The first is the possibility that Tsipras will decide that what the lenders are asking from him, including 2 percent of GDP in new fiscal measures and further liberalisation of the energy and labour markets with very little in terms of counter-measures that will make a tangible difference to taxpayers, are unacceptable or will not be approved by SYRIZA’s central committee and MPs.

This would lead to snap elections, which New Democracy is highly likely to win. The question is whether the conservatives would have enough votes for an outright majority.

If they win and gain more than 150 seats in the Greek Parliament, Kyriakos Mitsotakis’s party will be able to agree to the lenders’ terms and clinch an SLA, allowing him to be the prime minister that oversees Greece’s progression through the virtuous stops along the way to an exit from the programme. The same could apply if New Democracy wins but does not gain an outright majority, forcing it to work with other opposition parties, such as PASOK and Potami (should they make it into Parliament) to form a coalition.

There are two ways in which there could be a dramatically bad turn. One is if a New Democracy government is unable to reach an agreement with the lenders. Mitsotakis has insisted that he will negotiate better terms, which seems a highly optimistic claim given the fate of previous opposition leaders in Greece who claimed exactly the same thing. Also, SYRIZA in opposition following snap elections would very likely be a reincarnation of its older, more militant, self, perhaps creating an environment of extreme political and social tension. After all, despite suffering brickbats for signing the third MoU, Tsipras could argue to his followers that he drew the line somewhere.

The other danger is if the snap elections are inconclusive and repeat polls are held using the proportional representation system (as per the overhaul of the electoral law approved by Parliament last year), this would lead to political paralysis. In either of these situations, the possibility of Greece defaulting on its July debt obligations and crashing out of the eurozone would be high.

Merkel can’t sign

The other potential stumbling block is Germany, which may be reluctant to agree to the kind of debt relief that the IMF is demanding to return to the Greek programme.

If an SLA is agreed, the next step will be for the Greek Parliament to vote the necessary measures. After that, the IMF and the eurozone would have to settle the issue of debt relief and the fiscal path that Greece has to follow for the coming years.

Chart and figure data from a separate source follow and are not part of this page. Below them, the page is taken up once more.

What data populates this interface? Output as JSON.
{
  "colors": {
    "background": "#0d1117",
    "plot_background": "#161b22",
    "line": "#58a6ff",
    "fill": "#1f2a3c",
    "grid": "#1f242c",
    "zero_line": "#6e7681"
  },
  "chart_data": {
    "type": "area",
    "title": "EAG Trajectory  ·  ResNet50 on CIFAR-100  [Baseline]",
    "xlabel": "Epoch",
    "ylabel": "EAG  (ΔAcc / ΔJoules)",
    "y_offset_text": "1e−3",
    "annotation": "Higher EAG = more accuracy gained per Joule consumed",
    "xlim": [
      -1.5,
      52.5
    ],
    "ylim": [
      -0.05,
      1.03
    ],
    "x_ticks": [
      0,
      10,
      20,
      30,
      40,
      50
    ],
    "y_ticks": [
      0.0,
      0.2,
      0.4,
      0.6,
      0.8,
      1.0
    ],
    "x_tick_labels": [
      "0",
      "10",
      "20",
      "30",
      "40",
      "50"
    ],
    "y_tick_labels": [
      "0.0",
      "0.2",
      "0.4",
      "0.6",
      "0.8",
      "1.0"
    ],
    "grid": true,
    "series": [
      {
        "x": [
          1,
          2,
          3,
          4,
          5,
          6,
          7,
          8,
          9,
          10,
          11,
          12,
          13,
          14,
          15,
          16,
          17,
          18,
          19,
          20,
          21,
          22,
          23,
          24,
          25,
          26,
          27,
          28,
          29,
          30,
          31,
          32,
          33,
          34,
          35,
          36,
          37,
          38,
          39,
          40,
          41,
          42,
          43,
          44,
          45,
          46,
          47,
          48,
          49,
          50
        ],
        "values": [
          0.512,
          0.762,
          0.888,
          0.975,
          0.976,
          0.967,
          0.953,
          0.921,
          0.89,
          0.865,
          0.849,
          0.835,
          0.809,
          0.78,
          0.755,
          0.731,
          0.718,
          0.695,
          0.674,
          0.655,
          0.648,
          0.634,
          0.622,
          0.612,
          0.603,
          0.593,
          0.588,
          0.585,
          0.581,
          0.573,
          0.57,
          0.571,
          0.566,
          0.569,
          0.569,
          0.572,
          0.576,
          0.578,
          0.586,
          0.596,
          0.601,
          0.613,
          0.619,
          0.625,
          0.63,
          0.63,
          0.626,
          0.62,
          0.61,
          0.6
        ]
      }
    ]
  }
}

If German Chancellor Angela Merkel decides to wait until after her country’s federal elections in September to agree to any debt relief package, this will likely dent Greek growth hopes in 2017, leading to 2018 being the real year of recovery. At that point, in the absence of any political instability, Greece should be able to stay on track and regain market access, allowing it to exit the MoU when it expires in the summer of 2018.

However, if the debt agreement is put off further and Berlin refuses to agree any deal before the end of the programme, this delay will lead to the economic stagnation Greece saw in 2016 continuing in 2017 and carrying over into 2018.

This will mean that a return to the markets is not possible for Greece and, on expiry of the current programme, Tsipras will be forced to sign a fourth bailout. If he agrees, then the process for exiting the new MoU will begin all over again. If he refuses, then snap elections will be needed and the scenarios that flow from that event will come into play.

The Greek crisis never evolved in a linear way, since the situation was so fragile that even minor shocks threw it off track and decisions within and outside of Greece shook up the country.

Decision-makers have in front of them a path that can lead Greece out of the miserable state it has been in for the best part of a decade. The stops along the way are not easy to reach for anyone but the prospect of a wrong turn carries considerable peril. For now, we have to wait and see where next for Greece.